Figure 1 Mapping the origins of 204 dependent products, including examples

Figure 1 Mapping the origins of 204 dependent products, including examples

Source: Authors’ computations based on the database - Trade-Figaro-Eurostat.

Risks of single points of failure 

The list of EU dependencies in strategic ecosystems can be complemented with the main features of the global trade network associated with each of the 204 identified products. This allows us to detect goods whose production is highly concentrated at the world level and which can be considered highly vulnerable in case of supply chain distress. Our analysis argues that the relative risk of experiencing a global single point of failure (SPOF) for any of the 204 goods is higher when a single exporter is central to a large number of countries within a given trade network, and where world production is likely to be concentrated in a single country.

We calculate the risk of a global SPOF by comparing the relative position of each of the traded goods using the two metrics above. Products with the highest aggregate risk of an SPOF appear in decile 10 of the distribution of all 5,400 HS6 products. Products with the lowest risk of an SPOF locate in the lowest deciles. Once the relative position of each traded product is identified, we turn back to our identified list of 204 dependencies to inform policymakers when they develop mitigating actions to steer clear of such vulnerabilities. Out of the 204 EU-dependent products, close to 20% are in the highest decile and thus bear the highest risk of experiencing an SPOF, whereas only 6% are in the lowest risk category. Those products with the highest risk of an SPOF include goods in the health industrial ecosystem (antibiotics, vitamins, medical apparatus, and COVID-19 goods), digital (laptops and parts, radio-broadcast receivers, and mobile phones), and renewables (LED lights).
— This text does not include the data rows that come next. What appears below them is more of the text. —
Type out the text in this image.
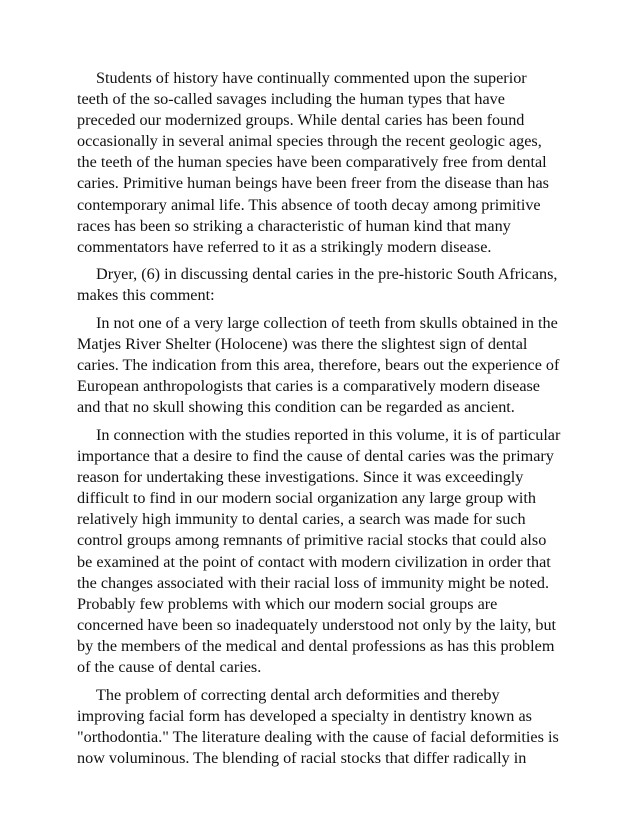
Students of history have continually commented upon the superior teeth of the so-called savages including the human types that have preceded our modernized groups. While dental caries has been found occasionally in several animal species through the recent geologic ages, the teeth of the human species have been comparatively free from dental caries. Primitive human beings have been freer from the disease than has contemporary animal life. This absence of tooth decay among primitive races has been so striking a characteristic of human kind that many commentators have referred to it as a strikingly modern disease.

Dryer, (6) in discussing dental caries in the pre-historic South Africans, makes this comment:

In not one of a very large collection of teeth from skulls obtained in the Matjes River Shelter (Holocene) was there the slightest sign of dental caries. The indication from this area, therefore, bears out the experience of European anthropologists that caries is a comparatively modern disease and that no skull showing this condition can be regarded as ancient.

In connection with the studies reported in this volume, it is of particular importance that a desire to find the cause of dental caries was the primary reason for undertaking these investigations. Since it was exceedingly difficult to find in our modern social organization any large group with relatively high immunity to dental caries, a search was made for such control groups among remnants of primitive racial stocks that could also be examined at the point of contact with modern civilization in order that the changes associated with their racial loss of immunity might be noted. Probably few problems with which our modern social groups are concerned have been so inadequately understood not only by the laity, but by the members of the medical and dental professions as has this problem of the cause of dental caries.

The problem of correcting dental arch deformities and thereby improving facial form has developed a specialty in dentistry known as "orthodontia." The literature dealing with the cause of facial deformities is now voluminous. The blending of racial stocks that differ radically in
Our results imply that the risks associated with EU dependencies cannot be mitigated with a one-size-fits-all policy recipe. Improving our granular understanding of strategic dependencies and global SPOFs would allow, for example, us to differentiate between products where diversification through trade policy instruments is adequate from other products where risk mitigation may instead benefit from EU capacity building. More precisely, to address EU dependencies on products for which the associated risk of an SPOF is low, EU policies should be able to fully mobilise the power of trade policy instrumentation. On the other hand, if EU dependencies experience high risks of an SPOF, support for the creation and deployment of novel technologies, stronger R&D, circularity efforts, or stockpiling can appear as more appropriate solutions to support the building of internal EU capacity through industrial and innovation policies.
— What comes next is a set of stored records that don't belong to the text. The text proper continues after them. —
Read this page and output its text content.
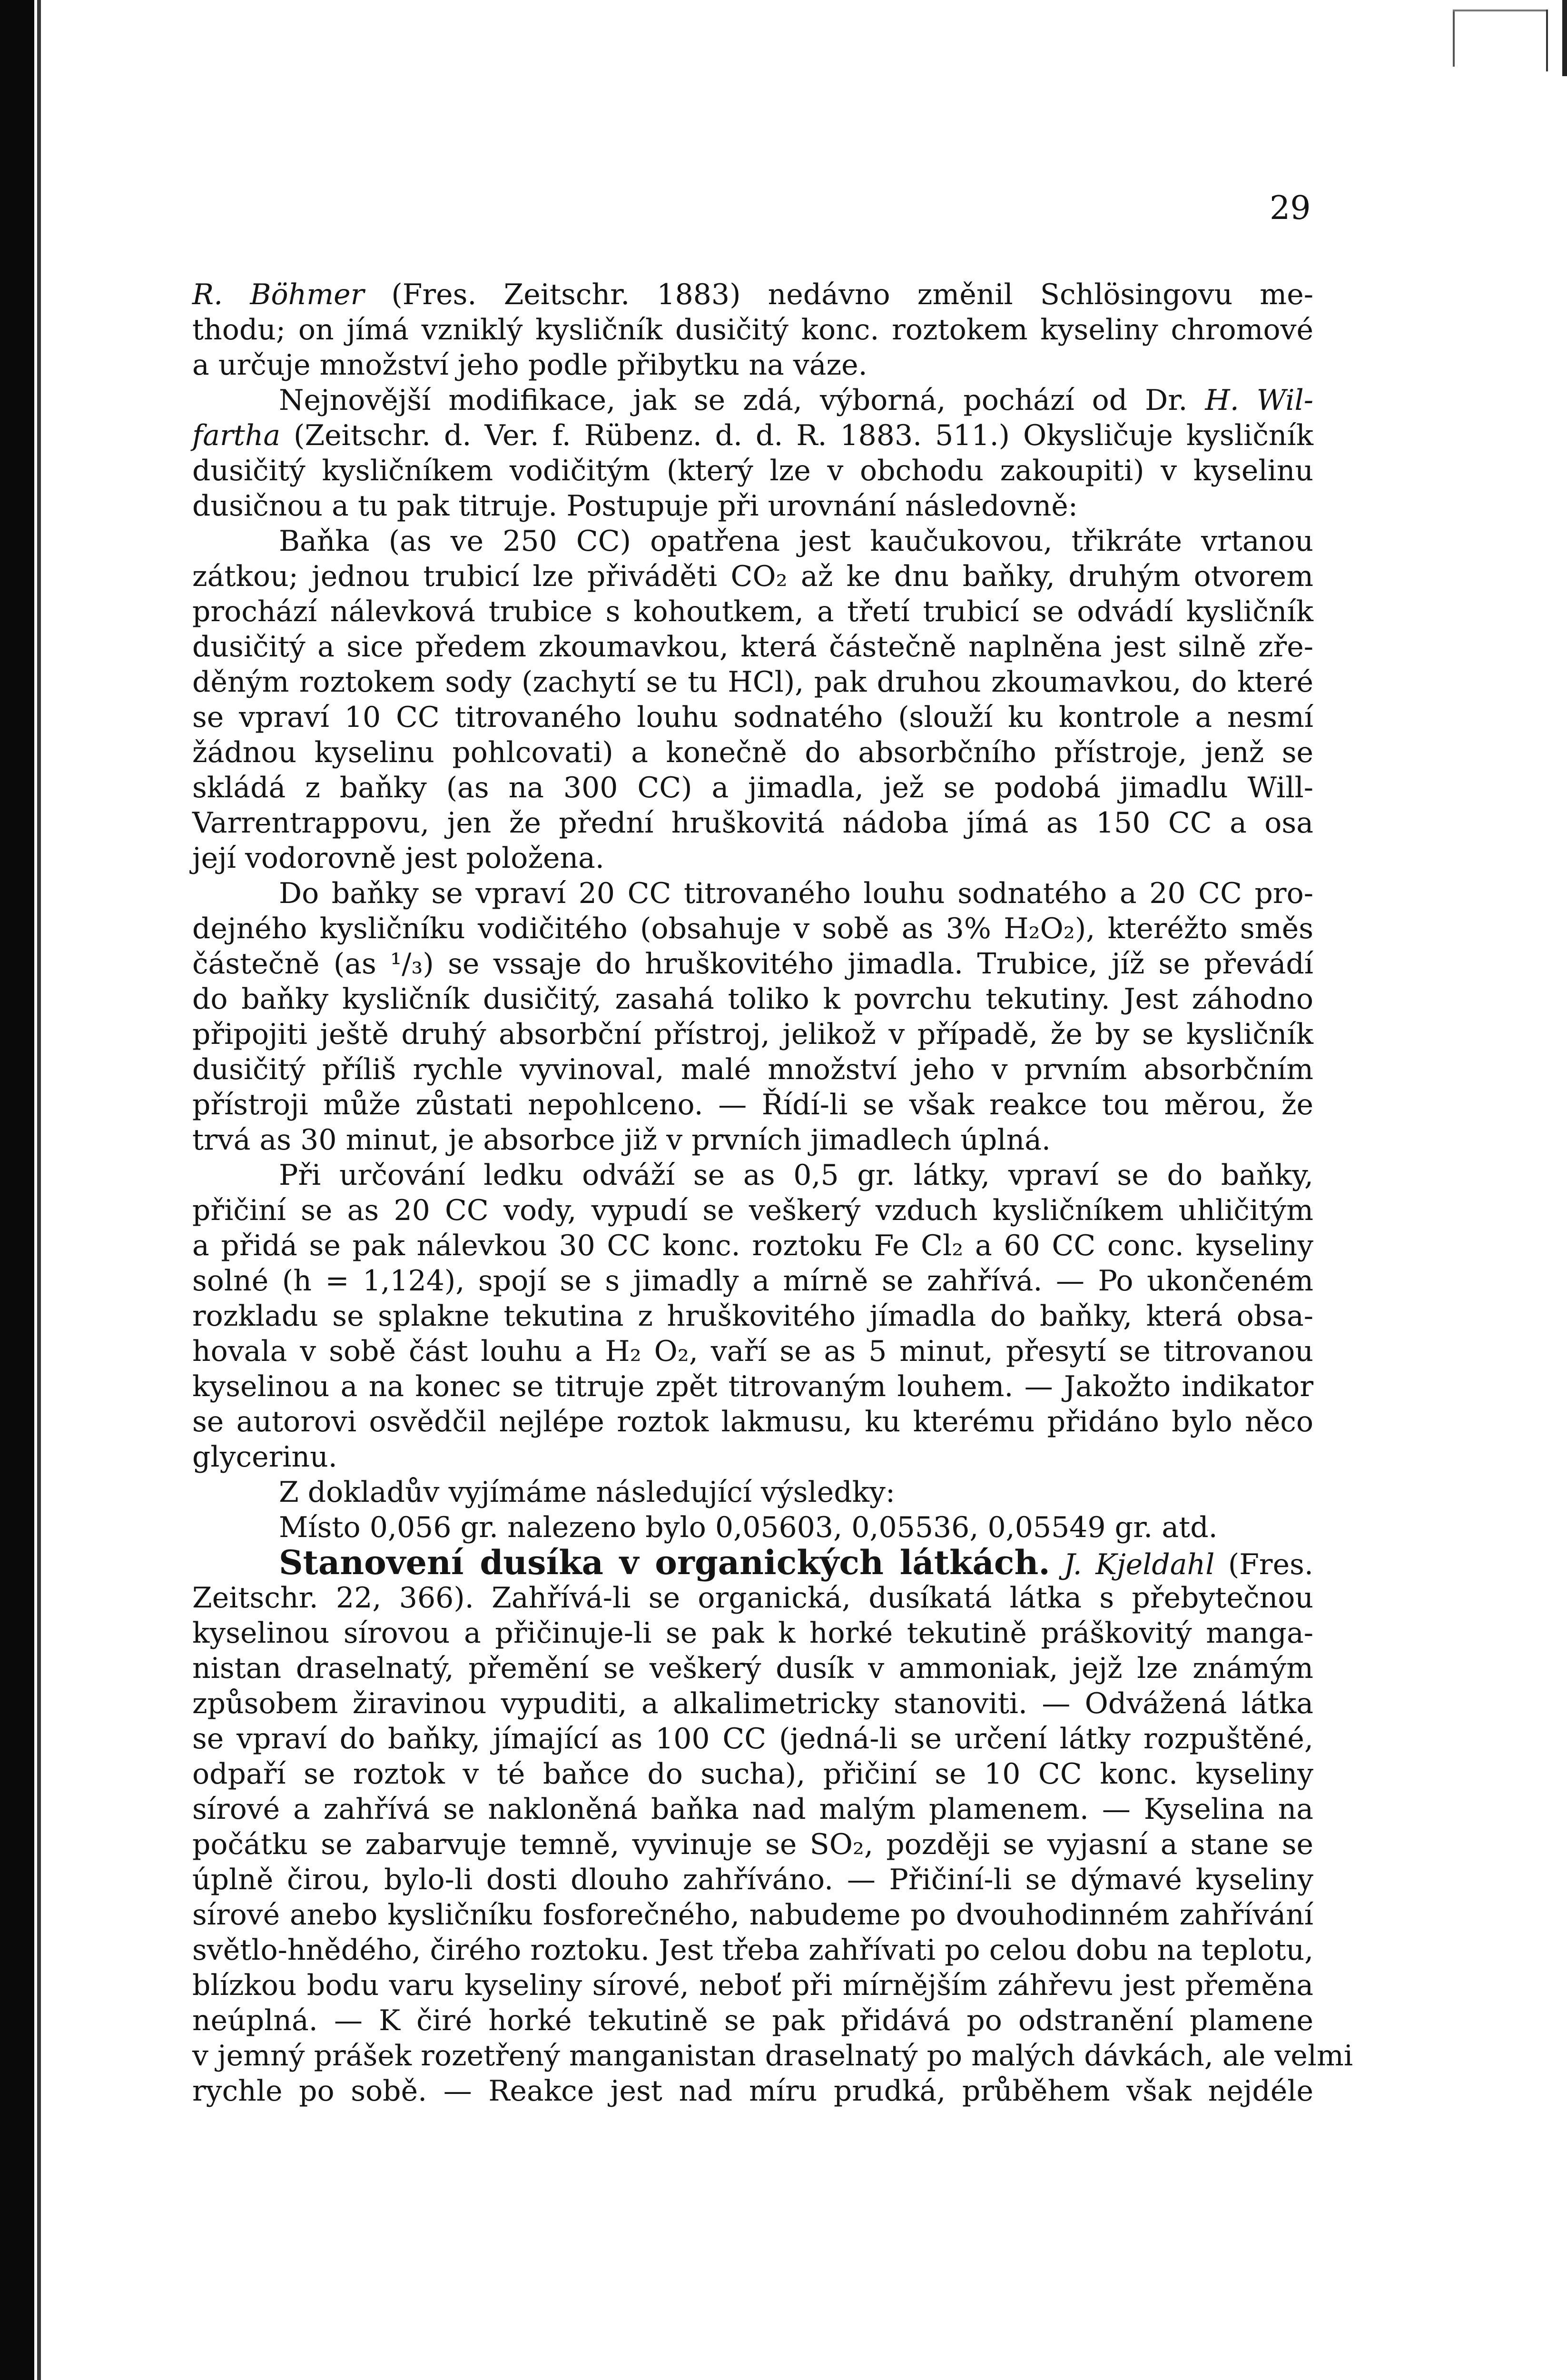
29
R. Böhmer (Fres. Zeitschr. 1883) nedávno změnil Schlösingovu me-
thodu; on jímá vzniklý kysličník dusičitý konc. roztokem kyseliny chromové
a určuje množství jeho podle přibytku na váze.
Nejnovější modifikace, jak se zdá, výborná, pochází od Dr. H. Wil-
fartha (Zeitschr. d. Ver. f. Rübenz. d. d. R. 1883. 511.) Okysličuje kysličník
dusičitý kysličníkem vodičitým (který lze v obchodu zakoupiti) v kyselinu
dusičnou a tu pak titruje. Postupuje při urovnání následovně:
Baňka (as ve 250 CC) opatřena jest kaučukovou, třikráte vrtanou
zátkou; jednou trubicí lze přiváděti CO₂ až ke dnu baňky, druhým otvorem
prochází nálevková trubice s kohoutkem, a třetí trubicí se odvádí kysličník
dusičitý a sice předem zkoumavkou, která částečně naplněna jest silně zře-
děným roztokem sody (zachytí se tu HCl), pak druhou zkoumavkou, do které
se vpraví 10 CC titrovaného louhu sodnatého (slouží ku kontrole a nesmí
žádnou kyselinu pohlcovati) a konečně do absorbčního přístroje, jenž se
skládá z baňky (as na 300 CC) a jimadla, jež se podobá jimadlu Will-
Varrentrappovu, jen že přední hruškovitá nádoba jímá as 150 CC a osa
její vodorovně jest položena.
Do baňky se vpraví 20 CC titrovaného louhu sodnatého a 20 CC pro-
dejného kysličníku vodičitého (obsahuje v sobě as 3% H₂O₂), kteréžto směs
částečně (as ¹/₃) se vssaje do hruškovitého jimadla. Trubice, jíž se převádí
do baňky kysličník dusičitý, zasahá toliko k povrchu tekutiny. Jest záhodno
připojiti ještě druhý absorbční přístroj, jelikož v případě, že by se kysličník
dusičitý příliš rychle vyvinoval, malé množství jeho v prvním absorbčním
přístroji může zůstati nepohlceno. — Řídí-li se však reakce tou měrou, že
trvá as 30 minut, je absorbce již v prvních jimadlech úplná.
Při určování ledku odváží se as 0,5 gr. látky, vpraví se do baňky,
přičiní se as 20 CC vody, vypudí se veškerý vzduch kysličníkem uhličitým
a přidá se pak nálevkou 30 CC konc. roztoku Fe Cl₂ a 60 CC conc. kyseliny
solné (h = 1,124), spojí se s jimadly a mírně se zahřívá. — Po ukončeném
rozkladu se splakne tekutina z hruškovitého jímadla do baňky, která obsa-
hovala v sobě část louhu a H₂ O₂, vaří se as 5 minut, přesytí se titrovanou
kyselinou a na konec se titruje zpět titrovaným louhem. — Jakožto indikator
se autorovi osvědčil nejlépe roztok lakmusu, ku kterému přidáno bylo něco
glycerinu.
Z dokladův vyjímáme následující výsledky:
Místo 0,056 gr. nalezeno bylo 0,05603, 0,05536, 0,05549 gr. atd.
Stanovení dusíka v organických látkách. J. Kjeldahl (Fres.
Zeitschr. 22, 366). Zahřívá-li se organická, dusíkatá látka s přebytečnou
kyselinou sírovou a přičinuje-li se pak k horké tekutině práškovitý manga-
nistan draselnatý, přemění se veškerý dusík v ammoniak, jejž lze známým
způsobem žiravinou vypuditi, a alkalimetricky stanoviti. — Odvážená látka
se vpraví do baňky, jímající as 100 CC (jedná-li se určení látky rozpuštěné,
odpaří se roztok v té baňce do sucha), přičiní se 10 CC konc. kyseliny
sírové a zahřívá se nakloněná baňka nad malým plamenem. — Kyselina na
počátku se zabarvuje temně, vyvinuje se SO₂, později se vyjasní a stane se
úplně čirou, bylo-li dosti dlouho zahříváno. — Přičiní-li se dýmavé kyseliny
sírové anebo kysličníku fosforečného, nabudeme po dvouhodinném zahřívání
světlo-hnědého, čirého roztoku. Jest třeba zahřívati po celou dobu na teplotu,
blízkou bodu varu kyseliny sírové, neboť při mírnějším záhřevu jest přeměna
neúplná. — K čiré horké tekutině se pak přidává po odstranění plamene
v jemný prášek rozetřený manganistan draselnatý po malých dávkách, ale velmi
rychle po sobě. — Reakce jest nad míru prudká, průběhem však nejdéle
Against this backdrop, over recent years the EU has equipped itself with a set of policy measures to curb its strategic dependencies. In the case of raw materials, where EU dependencies are prominent, the recently adopted Critical Raw Materials Act (2023) has the goal of fostering the EU's access to a secure, diversified, affordable, and sustainable supply of such materials, supporting a greater EU capacity for extraction, processing, and recycling. The European Chips Act (2022) and the Net-Zero Industry Act (2023) aim at accelerating the EU’s manufacturing capacity in chips and solar panels, respectively. These initiatives secure a central position for accurate and relevant monitoring tools capable of accurately measuring and disentangling strategic dependencies. Such tools should also be able to identify single points of failure within supply chains and thus provide early warning signals of potential supply chain disruptions.